Bossen is de eerste voorstelling van deze Donny Ronny, een conceptueel werk dat zich net als de Keizers-trilogie opnieuw met weinig laat vergelijken. Ronny vertelt hoe hij ongelukkig werd van telkens opnieuw hetzelfde ingestudeerde stuk spelen. Het was bedacht, gekunsteld en dus nep. Donny Ronny is de reactie op de onechtheid van Stefano Keizers: Bossen moest een voorstelling worden die hélemaal ‘echt’ is. Maar ja, wat is dat eigenlijk? Daarover gaat Bossen, dat soms ronduit saai is, maar tegelijkertijd voortdurend zorgt voor grote opwinding.

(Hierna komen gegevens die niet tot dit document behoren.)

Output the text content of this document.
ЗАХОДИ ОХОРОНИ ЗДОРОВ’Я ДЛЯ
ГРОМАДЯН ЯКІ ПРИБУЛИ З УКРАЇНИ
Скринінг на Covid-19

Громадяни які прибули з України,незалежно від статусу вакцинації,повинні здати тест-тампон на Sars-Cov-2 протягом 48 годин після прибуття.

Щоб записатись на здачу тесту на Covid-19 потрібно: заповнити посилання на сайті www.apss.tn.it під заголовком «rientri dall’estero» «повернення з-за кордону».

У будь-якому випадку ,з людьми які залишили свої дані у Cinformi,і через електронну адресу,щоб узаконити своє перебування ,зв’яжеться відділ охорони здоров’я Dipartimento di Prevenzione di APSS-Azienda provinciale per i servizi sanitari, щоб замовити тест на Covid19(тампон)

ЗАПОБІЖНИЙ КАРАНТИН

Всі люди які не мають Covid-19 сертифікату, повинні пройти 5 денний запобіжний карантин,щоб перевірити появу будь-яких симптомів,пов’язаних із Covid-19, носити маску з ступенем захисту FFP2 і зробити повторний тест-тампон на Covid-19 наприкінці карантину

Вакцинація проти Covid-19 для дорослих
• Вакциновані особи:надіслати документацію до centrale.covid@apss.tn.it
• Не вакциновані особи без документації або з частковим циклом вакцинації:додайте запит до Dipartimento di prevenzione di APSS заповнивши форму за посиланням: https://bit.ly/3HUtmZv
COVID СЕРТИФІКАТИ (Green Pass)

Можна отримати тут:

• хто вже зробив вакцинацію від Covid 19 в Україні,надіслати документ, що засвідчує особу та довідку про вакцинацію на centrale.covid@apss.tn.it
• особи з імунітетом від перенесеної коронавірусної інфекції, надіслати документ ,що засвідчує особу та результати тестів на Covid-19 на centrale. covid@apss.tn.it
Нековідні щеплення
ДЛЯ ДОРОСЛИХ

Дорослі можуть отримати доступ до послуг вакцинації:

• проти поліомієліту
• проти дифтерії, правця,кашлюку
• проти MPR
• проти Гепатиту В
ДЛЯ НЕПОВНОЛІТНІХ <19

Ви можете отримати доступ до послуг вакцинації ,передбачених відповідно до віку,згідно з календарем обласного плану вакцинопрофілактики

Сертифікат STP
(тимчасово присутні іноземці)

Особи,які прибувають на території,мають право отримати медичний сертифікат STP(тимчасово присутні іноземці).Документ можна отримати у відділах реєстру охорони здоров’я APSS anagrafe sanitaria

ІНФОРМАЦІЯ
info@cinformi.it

Volgens Ronny kan het alleen maar echt worden als helemaal niemand weet wat er gaat gebeuren. Daarom neemt hij elke voorstelling een nieuwe groep van vijf bekende Nederlanders mee het podium op – een erfenis van de ‘neppe’ Stefano Keizers, die in allerlei tv-programma’s ‘vrienden’ heeft verzameld. De BN’ers is verteld dat ze op het podium wel horen wat hun rol gaat zijn. Al snel blijkt dat ze weinig meer hoeven te doen dan dat: er zijn. Na een korte introductie zegt Ronny dat het nu dan gaat beginnen. Maar wat eigenlijk? De vijf weten het ook niet. Ronny’s rol blijkt er in elk geval goeddeels op te zitten. Met een soort antropologische belangstelling kijkt hij als een toeschouwer op het podium naar de worsteling van zijn podiumgenoten. We kijken nu volgens Ronny naar iets ‘echts’, want publiek, vijf BN’ers én Ronny hebben geen idee wat er nu gaat gebeuren. „Alles wat je vanavond gaat zien, bestaat nu nog en gaat na vanavond ook nooit meer gezien worden”, kondigt Ronny aan.
Rol uitzoeken
De rest van deze voorstelling in Amstelveen probeerden de vijf op het podium (onder meer Humberto Tan, Stephanie Louwrier en Ruben van der Meer) uit te zoeken wat hun rol zou kunnen zijn. Er wordt zenuwachtig gelachen, koffie en thee uitgedeeld en Van der Meer laat wat van zijn improvisatiekunsten zien. Ook wordt er gecrowdsurft en vertelt Tan een verhaal over een fotografieproject.
Wat ze doen is vaak saai of oninteressant, maar dat doet er helemaal niet toe. Alles wat op een podium gebeurt hoort bij de voorstelling en uiteindelijk kan alles bijzonder zijn om naar te kijken, zo leerden we van Stefano Keizers en nu opnieuw bij Donny Ronny. De vijf kunnen dan ook niets fout doen. Het idee ís de voorstelling. „Wat we hier zien, komt het dichtst in de buurt van een natuurfilm”, zegt Ronny op een gegeven moment enthousiast tegen het publiek. En later: „Onvoorbereid op het podium staan is voor velen een nachtmerrie. We kijken nu naar deze nachtmerrie.”
Bossen is niet zozeer grappig of vermakelijk, maar we leren wel dat het heel lastig is om te bepalen waar de grens tussen echt en nep zich bevindt. Als Ronny op het einde wordt gevraagd of hij tevreden is over de voorstelling blijkt dat hij meer dan tevreden is. „Het gebeurt zelden dat je voordat de voorstelling is geëindigd al het gevoel hebt dat alles erin zit. Ik hou ervan als een voorstelling balanceert tussen comedy en thriller.” Een treffende recensie van eigen werk.